The equation can now be rewritten to the form
$\displaystyle ax+by+cz = d$

$\displaystyle 40x+26y-6z = d$

I'm not sure how to reorganize that equation to evaluate the d mentioned above. Any help /push in the right direction would be great!

So we distribute out the left hand side.

$\displaystyle 40x-160 + 26y-26 -6z+18 = 0 ?$

If any mistakes can be pointed out and any help towards the completion of this exercise would be greatly appreciated.

2. Note that we can also use $\displaystyle 20i + 13j - 3k$ as the normal.
Then the plane equation is $\displaystyle 20x + 13y - 3z = d$.
We can find $\displaystyle d$ simply by using one of the points.
Check it with another one of the points.

3. Originally Posted by Plato
Note that we can also use $\displaystyle 20i + 13j - 3k$ as the normal.
Then the plane equation is $\displaystyle 20x + 13y - 3z = d$.
We can find $\displaystyle d$ simply by using one of the points.
Check it with another one of the points.
Ok but the normal i've used is also correct isn't it?, along with my distrubiation of the LHS in the equation:
$\displaystyle 40(x-x0) + 26(y-y0) -6(z-z0) = 0$
"We can find simply by using one of the points. Check it with another one of the points."
That i'm not sure of, how do you mean check it?.

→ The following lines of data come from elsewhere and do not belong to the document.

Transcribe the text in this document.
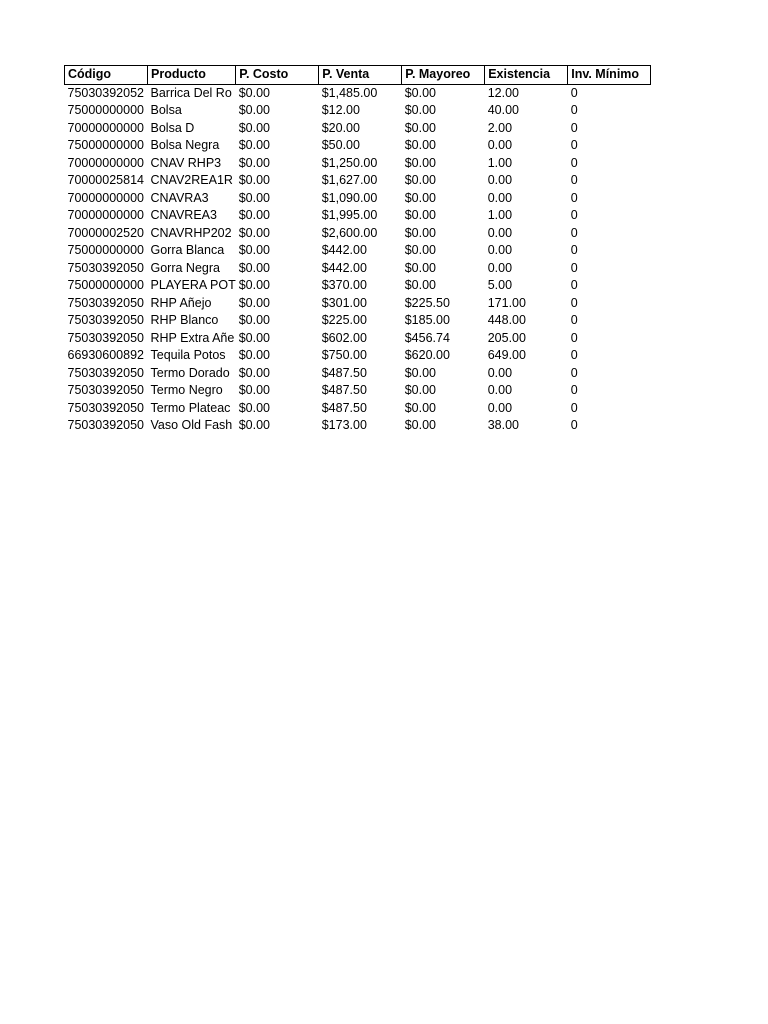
Código	Producto	P. Costo	P. Venta	P. Mayoreo	Existencia	Inv. Mínimo
75030392052	Barrica Del Ro	$0.00	$1,485.00	$0.00	12.00	0
75000000000	Bolsa	$0.00	$12.00	$0.00	40.00	0
70000000000	Bolsa D	$0.00	$20.00	$0.00	2.00	0
75000000000	Bolsa Negra	$0.00	$50.00	$0.00	0.00	0
70000000000	CNAV RHP3	$0.00	$1,250.00	$0.00	1.00	0
70000025814	CNAV2REA1R	$0.00	$1,627.00	$0.00	0.00	0
70000000000	CNAVRA3	$0.00	$1,090.00	$0.00	0.00	0
70000000000	CNAVREA3	$0.00	$1,995.00	$0.00	1.00	0
70000002520	CNAVRHP202	$0.00	$2,600.00	$0.00	0.00	0
75000000000	Gorra Blanca	$0.00	$442.00	$0.00	0.00	0
75030392050	Gorra Negra	$0.00	$442.00	$0.00	0.00	0
75000000000	PLAYERA POT	$0.00	$370.00	$0.00	5.00	0
75030392050	RHP Añejo	$0.00	$301.00	$225.50	171.00	0
75030392050	RHP Blanco	$0.00	$225.00	$185.00	448.00	0
75030392050	RHP Extra Añe	$0.00	$602.00	$456.74	205.00	0
66930600892	Tequila Potos	$0.00	$750.00	$620.00	649.00	0
75030392050	Termo Dorado	$0.00	$487.50	$0.00	0.00	0
75030392050	Termo Negro	$0.00	$487.50	$0.00	0.00	0
75030392050	Termo Plateac	$0.00	$487.50	$0.00	0.00	0
75030392050	Vaso Old Fash	$0.00	$173.00	$0.00	38.00	0
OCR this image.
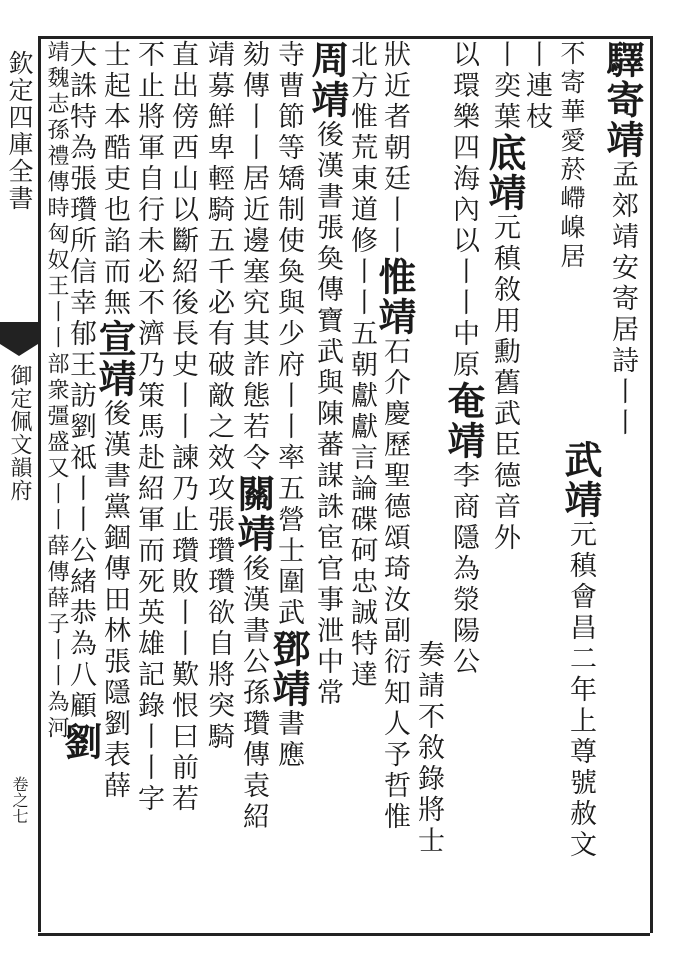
欽定四庫全書
御定佩文韻府
卷之七
驛寄靖孟郊靖安寄居詩丨丨
不寄華愛菸嵽嵲居
丨連枝
丨奕葉底靖元稹敘用勳舊武臣德音外
以環樂四海內以丨丨中原奄靖李商隱為滎陽公
奏請不敘錄將士
武靖元稹會昌二年上尊號赦文
狀近者朝廷丨丨惟靖石介慶歷聖德頌琦汝副衍知人予哲惟
北方惟荒東道修丨丨五朝獻獻言論碟砢忠誠特達
周靖後漢書張奐傳寶武與陳蕃謀誅宦官事泄中常
寺曹節等矯制使奐與少府丨丨率五營士圍武鄧靖書應
劾傳丨丨居近邊塞究其詐態若令關靖後漢書公孫瓚傳袁紹
靖募鮮卑輕騎五千必有破敵之效攻張瓚瓚欲自將突騎
直出傍西山以斷紹後長史丨丨諫乃止瓚敗丨丨歎恨曰前若
不止將軍自行未必不濟乃策馬赴紹軍而死英雄記錄丨丨字
士起本酷吏也諂而無宣靖後漢書黨錮傳田林張隱劉表薛
大誅特為張瓚所信幸郁王訪劉祗丨丨公緒恭為八顧劉
靖魏志孫禮傳時匈奴王丨丨部衆彊盛又丨丨薛傳薛子丨丨為河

4. Originally Posted by mathsToday
Ok but the normal i've used is also correct isn't it?
The two vectors are parallel. The point is that it is simpler to use small numbers.

Originally Posted by mathsToday
"We can find simply by using one of the points. Check it with another one of the points." That i'm not sure of, how do you mean check it?.
Well use the point $\displaystyle (1,2, - 4):\;20(1) + 13(2) - 3( - 4) = 58$. So $\displaystyle d=58$.
Check with this point: $\displaystyle (4, - 1,3):\;20(4) + 13( - 1) - 3(3) = 58$.